16. Dezember 2009 | Von FR | Kategorie: KurznachrichtenNeue Forschungsergebnisse im Kampf gegen Hautkrebs und Hautalterung:
Dermatologe vom UK S-H, Campus Lübeck, forscht zur Rolle von Melatonin als Antioxidanz
Melatonin, bekannt v.a. als »Schlafhormon« oder Anti-Jetlag-Substanz, ist auch ein starkes Antioxidanz, welches krebserregende freie Radikale im menschlichen Körper unschädlich machen kann. Die antioxidative Wirkung von Melatonin bewirkt, dass DNS-Schäden (Schäden der Erbsubstanz), die zu UV-bedingtem Hautkrebs führen können, deutlich reduziert werden. Das geht aus verschiedenen Untersuchungen hervor, deren Ergebnisse PD Dr. Tobias W. Fischer, Oberarzt am Universitätsklinikum Schleswig-Holstein in der Klinik für Dermatologie, Allergologie und Venerologie am Campus Lübeck, jetzt in seiner Habilitationsschrift vorgelegt hat.

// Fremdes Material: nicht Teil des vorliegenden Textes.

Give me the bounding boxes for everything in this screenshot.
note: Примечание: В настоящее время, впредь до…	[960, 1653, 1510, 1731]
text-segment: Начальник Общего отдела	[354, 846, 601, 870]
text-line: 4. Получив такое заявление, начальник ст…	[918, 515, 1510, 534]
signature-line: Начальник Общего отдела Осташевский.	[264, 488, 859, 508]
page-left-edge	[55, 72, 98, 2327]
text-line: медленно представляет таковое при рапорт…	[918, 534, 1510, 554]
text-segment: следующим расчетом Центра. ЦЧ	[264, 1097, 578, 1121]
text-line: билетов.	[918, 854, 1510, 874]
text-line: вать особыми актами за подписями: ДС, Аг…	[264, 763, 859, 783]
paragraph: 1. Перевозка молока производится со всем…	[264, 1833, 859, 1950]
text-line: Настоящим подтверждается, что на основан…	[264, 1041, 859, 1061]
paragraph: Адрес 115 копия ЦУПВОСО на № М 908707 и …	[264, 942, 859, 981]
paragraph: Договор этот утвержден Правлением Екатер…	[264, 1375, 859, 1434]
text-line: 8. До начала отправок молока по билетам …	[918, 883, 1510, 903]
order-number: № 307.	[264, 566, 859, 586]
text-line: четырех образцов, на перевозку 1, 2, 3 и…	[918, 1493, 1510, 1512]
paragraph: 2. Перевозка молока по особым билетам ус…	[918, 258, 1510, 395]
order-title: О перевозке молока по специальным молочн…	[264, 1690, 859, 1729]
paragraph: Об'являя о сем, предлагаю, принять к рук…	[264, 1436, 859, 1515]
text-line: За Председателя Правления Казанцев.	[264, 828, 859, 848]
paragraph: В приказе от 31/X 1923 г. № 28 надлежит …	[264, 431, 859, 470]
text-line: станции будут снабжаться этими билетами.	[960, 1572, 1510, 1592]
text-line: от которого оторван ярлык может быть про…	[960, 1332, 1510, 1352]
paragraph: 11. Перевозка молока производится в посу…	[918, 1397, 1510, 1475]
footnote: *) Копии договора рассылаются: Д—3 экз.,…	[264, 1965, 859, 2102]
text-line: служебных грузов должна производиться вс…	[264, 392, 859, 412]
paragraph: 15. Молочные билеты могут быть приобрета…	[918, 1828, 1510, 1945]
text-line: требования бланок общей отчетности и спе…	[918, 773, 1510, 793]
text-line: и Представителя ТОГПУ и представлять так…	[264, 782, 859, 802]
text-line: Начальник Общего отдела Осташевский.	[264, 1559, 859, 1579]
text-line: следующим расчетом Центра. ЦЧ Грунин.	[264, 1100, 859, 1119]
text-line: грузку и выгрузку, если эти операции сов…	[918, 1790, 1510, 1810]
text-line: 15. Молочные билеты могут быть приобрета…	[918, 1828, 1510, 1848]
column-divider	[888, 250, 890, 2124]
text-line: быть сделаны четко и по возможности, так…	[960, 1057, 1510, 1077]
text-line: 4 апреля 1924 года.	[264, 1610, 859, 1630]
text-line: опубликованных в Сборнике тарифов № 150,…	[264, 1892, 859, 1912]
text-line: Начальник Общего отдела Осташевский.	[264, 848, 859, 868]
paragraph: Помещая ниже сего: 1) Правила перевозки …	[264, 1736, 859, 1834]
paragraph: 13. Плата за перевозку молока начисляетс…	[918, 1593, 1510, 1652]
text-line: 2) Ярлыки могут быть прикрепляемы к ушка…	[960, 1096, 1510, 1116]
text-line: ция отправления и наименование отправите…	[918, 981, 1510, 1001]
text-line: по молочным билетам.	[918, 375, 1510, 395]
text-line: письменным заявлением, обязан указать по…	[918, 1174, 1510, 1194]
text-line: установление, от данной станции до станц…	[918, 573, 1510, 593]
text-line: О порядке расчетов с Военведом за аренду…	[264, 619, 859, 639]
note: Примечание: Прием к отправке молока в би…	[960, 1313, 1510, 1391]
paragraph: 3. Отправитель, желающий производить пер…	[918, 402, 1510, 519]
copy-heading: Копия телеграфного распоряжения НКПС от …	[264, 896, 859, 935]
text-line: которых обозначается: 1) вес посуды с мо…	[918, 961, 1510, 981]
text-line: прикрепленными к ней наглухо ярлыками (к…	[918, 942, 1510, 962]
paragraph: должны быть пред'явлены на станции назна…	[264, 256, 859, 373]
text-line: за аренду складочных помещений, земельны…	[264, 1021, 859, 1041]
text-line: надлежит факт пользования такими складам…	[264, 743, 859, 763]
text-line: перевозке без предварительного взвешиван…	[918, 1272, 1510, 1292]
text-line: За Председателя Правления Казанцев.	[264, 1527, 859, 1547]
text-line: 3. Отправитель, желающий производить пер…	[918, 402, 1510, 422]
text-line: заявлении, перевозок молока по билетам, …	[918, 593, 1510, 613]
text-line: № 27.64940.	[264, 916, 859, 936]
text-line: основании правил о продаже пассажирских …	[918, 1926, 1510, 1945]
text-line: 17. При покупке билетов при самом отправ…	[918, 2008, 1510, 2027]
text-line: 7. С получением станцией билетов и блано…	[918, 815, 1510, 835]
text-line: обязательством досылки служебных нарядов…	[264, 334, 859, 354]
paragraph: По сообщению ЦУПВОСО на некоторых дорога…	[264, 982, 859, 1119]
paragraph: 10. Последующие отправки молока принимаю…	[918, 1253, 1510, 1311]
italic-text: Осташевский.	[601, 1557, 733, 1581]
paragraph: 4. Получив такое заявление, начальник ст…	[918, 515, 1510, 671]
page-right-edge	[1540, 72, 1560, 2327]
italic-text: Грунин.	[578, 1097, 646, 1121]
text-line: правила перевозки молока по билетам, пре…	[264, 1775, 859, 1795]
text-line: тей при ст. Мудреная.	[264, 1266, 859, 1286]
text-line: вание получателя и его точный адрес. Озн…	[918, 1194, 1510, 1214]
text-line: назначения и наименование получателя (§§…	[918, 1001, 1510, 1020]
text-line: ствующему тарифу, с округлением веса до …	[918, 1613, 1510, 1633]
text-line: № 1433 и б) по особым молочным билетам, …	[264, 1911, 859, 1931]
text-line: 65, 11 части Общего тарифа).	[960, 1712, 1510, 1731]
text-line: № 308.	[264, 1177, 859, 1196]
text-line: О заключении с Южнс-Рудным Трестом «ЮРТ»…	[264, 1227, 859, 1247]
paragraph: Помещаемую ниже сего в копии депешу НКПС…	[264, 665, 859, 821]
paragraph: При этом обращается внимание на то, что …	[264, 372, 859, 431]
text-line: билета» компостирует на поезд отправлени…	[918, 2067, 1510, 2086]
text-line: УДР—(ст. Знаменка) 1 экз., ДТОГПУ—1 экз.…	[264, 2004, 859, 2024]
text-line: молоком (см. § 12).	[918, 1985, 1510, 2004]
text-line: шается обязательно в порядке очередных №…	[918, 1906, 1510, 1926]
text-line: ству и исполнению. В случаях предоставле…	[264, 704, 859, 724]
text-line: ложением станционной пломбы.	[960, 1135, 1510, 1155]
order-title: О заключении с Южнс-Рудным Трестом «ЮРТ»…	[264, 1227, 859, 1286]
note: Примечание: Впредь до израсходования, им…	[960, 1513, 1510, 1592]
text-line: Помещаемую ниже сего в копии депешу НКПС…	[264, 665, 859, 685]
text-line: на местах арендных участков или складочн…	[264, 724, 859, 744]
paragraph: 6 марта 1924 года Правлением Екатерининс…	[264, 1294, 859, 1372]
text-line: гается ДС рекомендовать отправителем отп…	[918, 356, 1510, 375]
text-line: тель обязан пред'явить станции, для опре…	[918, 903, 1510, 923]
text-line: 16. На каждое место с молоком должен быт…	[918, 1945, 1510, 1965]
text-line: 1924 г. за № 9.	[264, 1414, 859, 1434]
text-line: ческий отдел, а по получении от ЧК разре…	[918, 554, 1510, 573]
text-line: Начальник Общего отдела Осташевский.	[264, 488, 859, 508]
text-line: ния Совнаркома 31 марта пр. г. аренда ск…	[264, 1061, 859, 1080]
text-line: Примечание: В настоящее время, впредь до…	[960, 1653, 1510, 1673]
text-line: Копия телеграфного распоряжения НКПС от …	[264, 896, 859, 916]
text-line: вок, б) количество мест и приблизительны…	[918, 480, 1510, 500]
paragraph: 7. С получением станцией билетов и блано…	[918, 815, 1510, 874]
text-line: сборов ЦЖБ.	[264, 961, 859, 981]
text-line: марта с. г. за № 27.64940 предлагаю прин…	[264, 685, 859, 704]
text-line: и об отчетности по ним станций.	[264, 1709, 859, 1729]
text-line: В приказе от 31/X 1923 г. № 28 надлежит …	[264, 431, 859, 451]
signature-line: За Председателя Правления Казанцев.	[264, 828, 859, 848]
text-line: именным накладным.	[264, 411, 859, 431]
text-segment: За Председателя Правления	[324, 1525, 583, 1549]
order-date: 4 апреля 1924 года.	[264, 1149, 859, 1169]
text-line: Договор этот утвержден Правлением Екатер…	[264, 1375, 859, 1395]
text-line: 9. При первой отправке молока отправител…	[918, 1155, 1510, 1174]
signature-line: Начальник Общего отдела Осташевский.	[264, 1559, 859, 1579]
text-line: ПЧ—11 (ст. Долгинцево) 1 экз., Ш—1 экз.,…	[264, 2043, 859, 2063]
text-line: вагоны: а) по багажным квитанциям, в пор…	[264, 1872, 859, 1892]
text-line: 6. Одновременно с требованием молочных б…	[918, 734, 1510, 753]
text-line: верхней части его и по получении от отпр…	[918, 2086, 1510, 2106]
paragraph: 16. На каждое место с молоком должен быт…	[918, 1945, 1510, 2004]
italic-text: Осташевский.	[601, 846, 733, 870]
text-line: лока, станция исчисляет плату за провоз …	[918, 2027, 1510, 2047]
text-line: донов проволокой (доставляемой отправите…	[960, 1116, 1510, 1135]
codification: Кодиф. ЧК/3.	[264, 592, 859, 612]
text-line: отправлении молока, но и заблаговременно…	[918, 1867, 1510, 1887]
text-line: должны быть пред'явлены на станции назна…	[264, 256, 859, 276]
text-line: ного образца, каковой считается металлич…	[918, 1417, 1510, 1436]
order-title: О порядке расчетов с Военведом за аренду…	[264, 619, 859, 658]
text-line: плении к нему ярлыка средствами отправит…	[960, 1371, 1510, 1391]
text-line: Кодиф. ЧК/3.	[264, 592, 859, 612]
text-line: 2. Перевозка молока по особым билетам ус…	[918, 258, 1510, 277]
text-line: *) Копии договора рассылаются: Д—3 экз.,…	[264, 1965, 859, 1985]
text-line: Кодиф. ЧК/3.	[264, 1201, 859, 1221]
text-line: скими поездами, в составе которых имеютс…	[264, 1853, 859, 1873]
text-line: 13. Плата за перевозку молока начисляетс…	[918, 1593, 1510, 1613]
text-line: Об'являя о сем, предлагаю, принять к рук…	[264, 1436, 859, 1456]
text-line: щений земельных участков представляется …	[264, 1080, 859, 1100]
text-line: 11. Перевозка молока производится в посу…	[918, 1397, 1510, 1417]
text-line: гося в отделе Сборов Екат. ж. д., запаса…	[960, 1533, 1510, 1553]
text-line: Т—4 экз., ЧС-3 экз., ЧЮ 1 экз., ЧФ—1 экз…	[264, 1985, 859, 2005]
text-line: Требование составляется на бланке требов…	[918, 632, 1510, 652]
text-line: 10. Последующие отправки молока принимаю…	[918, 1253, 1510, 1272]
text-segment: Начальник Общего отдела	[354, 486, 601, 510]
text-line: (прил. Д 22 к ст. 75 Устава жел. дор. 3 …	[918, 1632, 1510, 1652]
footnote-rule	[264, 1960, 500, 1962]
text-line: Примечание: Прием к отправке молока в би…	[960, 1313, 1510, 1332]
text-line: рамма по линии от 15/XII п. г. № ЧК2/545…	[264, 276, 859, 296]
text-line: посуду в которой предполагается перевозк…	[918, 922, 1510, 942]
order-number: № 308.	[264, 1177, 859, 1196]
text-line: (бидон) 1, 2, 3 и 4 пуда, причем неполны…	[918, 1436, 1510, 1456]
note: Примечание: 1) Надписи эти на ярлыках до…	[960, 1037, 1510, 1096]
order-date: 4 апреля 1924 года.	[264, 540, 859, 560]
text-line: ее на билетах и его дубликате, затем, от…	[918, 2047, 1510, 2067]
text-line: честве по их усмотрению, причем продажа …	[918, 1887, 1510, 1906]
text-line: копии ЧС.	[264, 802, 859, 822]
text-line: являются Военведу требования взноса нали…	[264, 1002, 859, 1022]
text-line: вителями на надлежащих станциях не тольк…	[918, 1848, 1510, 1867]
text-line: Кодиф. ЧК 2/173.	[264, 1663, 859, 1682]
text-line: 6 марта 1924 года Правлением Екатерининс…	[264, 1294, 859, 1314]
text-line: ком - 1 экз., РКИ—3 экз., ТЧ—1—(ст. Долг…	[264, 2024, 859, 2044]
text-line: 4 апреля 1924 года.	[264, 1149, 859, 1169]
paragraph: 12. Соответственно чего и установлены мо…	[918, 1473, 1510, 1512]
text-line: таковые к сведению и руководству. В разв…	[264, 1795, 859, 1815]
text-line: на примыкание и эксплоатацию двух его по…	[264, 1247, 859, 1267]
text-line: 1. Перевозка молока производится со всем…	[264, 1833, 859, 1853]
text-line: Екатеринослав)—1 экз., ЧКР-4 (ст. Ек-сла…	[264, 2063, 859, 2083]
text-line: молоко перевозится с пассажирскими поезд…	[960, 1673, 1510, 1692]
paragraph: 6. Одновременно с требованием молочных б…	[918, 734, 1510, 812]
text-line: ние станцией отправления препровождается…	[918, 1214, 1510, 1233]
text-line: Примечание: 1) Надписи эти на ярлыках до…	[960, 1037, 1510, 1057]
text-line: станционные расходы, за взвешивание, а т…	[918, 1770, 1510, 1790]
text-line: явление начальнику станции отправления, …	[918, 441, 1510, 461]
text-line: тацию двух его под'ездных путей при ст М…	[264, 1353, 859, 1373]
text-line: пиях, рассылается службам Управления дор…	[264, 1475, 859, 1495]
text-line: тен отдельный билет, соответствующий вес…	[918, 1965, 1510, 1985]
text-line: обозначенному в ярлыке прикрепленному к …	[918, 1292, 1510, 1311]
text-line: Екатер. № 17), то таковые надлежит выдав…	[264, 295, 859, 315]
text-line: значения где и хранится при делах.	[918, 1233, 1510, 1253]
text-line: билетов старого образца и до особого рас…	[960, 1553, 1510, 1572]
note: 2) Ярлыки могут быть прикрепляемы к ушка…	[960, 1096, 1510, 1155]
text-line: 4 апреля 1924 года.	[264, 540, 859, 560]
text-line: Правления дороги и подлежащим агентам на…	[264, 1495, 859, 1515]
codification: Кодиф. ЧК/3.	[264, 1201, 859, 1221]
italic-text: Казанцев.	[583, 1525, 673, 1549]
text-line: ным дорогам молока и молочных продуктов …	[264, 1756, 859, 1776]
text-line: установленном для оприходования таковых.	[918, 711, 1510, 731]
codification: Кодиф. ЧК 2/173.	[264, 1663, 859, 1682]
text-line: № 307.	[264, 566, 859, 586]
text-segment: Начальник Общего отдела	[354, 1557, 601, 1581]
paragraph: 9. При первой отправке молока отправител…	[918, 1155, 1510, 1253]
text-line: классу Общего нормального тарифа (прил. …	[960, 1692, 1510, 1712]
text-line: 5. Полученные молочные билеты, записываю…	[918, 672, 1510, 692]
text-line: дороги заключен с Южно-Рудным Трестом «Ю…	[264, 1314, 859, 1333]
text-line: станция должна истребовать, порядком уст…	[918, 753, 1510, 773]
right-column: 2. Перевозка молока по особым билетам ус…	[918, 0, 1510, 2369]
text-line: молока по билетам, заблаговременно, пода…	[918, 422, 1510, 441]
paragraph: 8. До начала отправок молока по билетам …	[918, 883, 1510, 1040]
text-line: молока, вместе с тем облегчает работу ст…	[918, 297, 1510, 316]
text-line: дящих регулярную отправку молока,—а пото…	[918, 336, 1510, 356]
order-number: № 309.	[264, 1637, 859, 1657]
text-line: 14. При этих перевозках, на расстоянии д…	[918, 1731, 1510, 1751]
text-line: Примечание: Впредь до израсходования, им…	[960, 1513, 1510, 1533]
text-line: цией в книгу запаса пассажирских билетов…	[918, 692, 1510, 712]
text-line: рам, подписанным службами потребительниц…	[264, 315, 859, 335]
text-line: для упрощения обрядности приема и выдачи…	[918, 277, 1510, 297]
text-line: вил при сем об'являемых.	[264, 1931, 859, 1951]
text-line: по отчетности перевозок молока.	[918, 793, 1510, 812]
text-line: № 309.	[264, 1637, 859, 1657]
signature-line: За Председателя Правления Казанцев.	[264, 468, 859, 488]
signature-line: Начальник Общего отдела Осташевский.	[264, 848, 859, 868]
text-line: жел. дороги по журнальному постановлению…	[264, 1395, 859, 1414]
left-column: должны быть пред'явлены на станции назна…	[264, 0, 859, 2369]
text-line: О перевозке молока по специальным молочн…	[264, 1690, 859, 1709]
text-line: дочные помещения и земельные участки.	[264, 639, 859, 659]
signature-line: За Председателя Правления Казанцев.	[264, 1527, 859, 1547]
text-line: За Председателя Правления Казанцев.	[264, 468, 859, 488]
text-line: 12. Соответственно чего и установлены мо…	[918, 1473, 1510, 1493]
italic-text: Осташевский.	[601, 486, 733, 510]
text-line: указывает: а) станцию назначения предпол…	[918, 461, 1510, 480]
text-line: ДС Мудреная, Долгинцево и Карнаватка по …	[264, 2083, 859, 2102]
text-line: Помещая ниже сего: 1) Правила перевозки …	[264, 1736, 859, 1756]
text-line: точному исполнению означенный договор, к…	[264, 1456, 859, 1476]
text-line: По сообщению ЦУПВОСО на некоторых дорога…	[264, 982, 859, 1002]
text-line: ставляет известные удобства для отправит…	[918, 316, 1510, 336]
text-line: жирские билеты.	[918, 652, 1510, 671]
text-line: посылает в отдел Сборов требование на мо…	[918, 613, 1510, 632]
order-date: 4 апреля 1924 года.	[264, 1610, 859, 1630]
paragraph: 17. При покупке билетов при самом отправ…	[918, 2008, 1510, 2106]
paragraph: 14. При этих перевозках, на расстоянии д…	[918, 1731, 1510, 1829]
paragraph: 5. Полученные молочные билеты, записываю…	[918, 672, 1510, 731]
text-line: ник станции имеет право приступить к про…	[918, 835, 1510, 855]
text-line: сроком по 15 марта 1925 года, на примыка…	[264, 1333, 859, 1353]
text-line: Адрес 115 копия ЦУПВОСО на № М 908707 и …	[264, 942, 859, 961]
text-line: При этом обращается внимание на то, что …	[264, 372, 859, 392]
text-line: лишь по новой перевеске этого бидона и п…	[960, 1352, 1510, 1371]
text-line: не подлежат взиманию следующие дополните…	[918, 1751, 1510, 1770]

Fischer hat innovative Erkenntnisse zur Rolle von Melatonin bei der Prävention von Hautkrebs und Hautalterung gewonnen. »Zurzeit arbeiten wir noch auf Ebene der Grundlagenforschung, aber es ist durchaus denkbar, dass Melatonin in absehbarer Zukunft bei der Hautkrebs-Prävention in der klinischen Praxis am Menschen zum Einsatz kommt«, erläutert der Wissenschaftler und Arzt. »Melatonin könnte als Creme aufgetragen werden und durch die Unterdrückung der Bildung von freien Radikalen dazu beitragen, dass der weiße Hautkrebs gar nicht erst entsteht und Alterungsprozesse der Haut aufgehalten werden« so PD Dr. Tobias Fischer.